Özetle etrafımız düşmanlarca çevrilmiş durumda. Barzani’ye filan kesinlikle güven olmaz. Nitekim, belgelerle Yavuzaslan tarafından ortaya konulan görüntüler ve veriler Barzani’nin ne gibi bir adam olduğunu çok açık biçimde gösteriyor.
Barzani bölgede Bağımsız Kürt Devleti’nin kurulması için gün sayıyor. Sıkı sık da Amerika’ya gidip görüşmeler yapıyor. Obama yönetimi ile yaptığı son görüşmede “Bağımsız Kürt Devleti için her şeyimiz tamam” diyen Barzani’ye ABD yönetiminin “Daha erken, zamanı var” dediği de iddia ediliyor.
Zaten Barzani de yakınları da zaman zaman “Bağımsız Kürt Devletini kuracağız, bunun altyapısını hazırladık” demiyorlar mı?
İşin artık gizlisi saklısı kalmadı.
PKK terörüne bu denli destek veren dış güçlerin de Türkiye’yi iyice zayıf düşürüp, pazarlık masasına oturtarak toprak talebinde bulunmak değil mi?
Halen bu adama güvenip, ayaklarının altına kırmızı halılar sererek karşılama yapıyor, bu kişiyi adam yerine koyuyorsak büyük bir yanlışın içindeyiz demektir.
Şimdi asıl yapılması gereken, Sincar Bölgesi’ni de Kandil gibi dağıtmak olmalıdır. Sorun bununla da sınırlı kalmamamlı ve PKK’nın Suriye uzantısı PYD/YPG güçlerinin dağıtılması için de ne gerekiyorsa bunlar ortaya konulmalıdır.
Yoksa, bu terör belasını bitiremeyiz.
Terörün beslendiği noktalar bellidir. Kökü dışarıda olan terörle içeride ne kadar mücadele dersek edelim, ne kadar şehit verirsek verelim, sadece sivrisinekleri yok edebiliriz. Bataklık dışarıda olduğu sürece, bu sivrisinekler de bitmeyecektir.

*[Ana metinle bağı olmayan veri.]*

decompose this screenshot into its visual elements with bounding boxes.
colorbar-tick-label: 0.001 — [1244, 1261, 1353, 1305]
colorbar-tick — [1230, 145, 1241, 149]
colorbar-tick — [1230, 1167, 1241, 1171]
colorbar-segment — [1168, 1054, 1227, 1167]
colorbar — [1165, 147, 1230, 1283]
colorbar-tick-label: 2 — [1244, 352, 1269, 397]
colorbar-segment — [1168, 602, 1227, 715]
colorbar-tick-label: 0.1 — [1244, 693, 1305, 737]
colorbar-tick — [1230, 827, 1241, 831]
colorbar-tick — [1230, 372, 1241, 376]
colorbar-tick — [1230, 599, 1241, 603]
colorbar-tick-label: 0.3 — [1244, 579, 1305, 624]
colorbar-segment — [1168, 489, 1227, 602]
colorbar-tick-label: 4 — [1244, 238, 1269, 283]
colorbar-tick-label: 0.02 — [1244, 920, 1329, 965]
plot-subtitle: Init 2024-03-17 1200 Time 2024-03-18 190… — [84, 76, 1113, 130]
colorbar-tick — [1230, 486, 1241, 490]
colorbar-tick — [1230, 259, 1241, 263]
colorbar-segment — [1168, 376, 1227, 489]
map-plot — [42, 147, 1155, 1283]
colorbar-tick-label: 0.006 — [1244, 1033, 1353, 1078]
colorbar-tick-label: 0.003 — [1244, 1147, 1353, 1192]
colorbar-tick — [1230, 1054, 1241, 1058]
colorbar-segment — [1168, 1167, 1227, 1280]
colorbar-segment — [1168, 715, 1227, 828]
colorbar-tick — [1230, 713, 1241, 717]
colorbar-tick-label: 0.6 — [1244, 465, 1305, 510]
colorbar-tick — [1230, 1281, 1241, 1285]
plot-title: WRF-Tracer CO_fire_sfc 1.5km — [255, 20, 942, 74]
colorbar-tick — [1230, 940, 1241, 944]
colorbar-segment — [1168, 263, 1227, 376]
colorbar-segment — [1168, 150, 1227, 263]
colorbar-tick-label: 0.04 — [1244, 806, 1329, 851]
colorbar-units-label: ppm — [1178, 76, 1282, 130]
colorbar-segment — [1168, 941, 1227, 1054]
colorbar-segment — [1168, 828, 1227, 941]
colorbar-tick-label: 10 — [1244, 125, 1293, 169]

Bir yandan “Dostumuz ve müttefikimiz” dediğimiz Amerika, öte yandan kapılarında yıllardır süründürüldüğümüz AB üyesi ülkeler açıktan veya örtülü olarak terör örgütü PKK’yı kucaklıyorlar.
PYD/YPG güçlerine silah veren Amerika, bu silahların PKK’nın da eline geçtiğini bilmiyor mu? Kaldı ki, en üst düzeyde bu silahların PKK’lıların da eline geçtiğini belgelerle Amerika’ya ileten Türkiye, bu konuda da sesini dinletemiyor.
Özetleyelim:
Artık kendi göbeğimizi kendimiz kesmek durumundayız.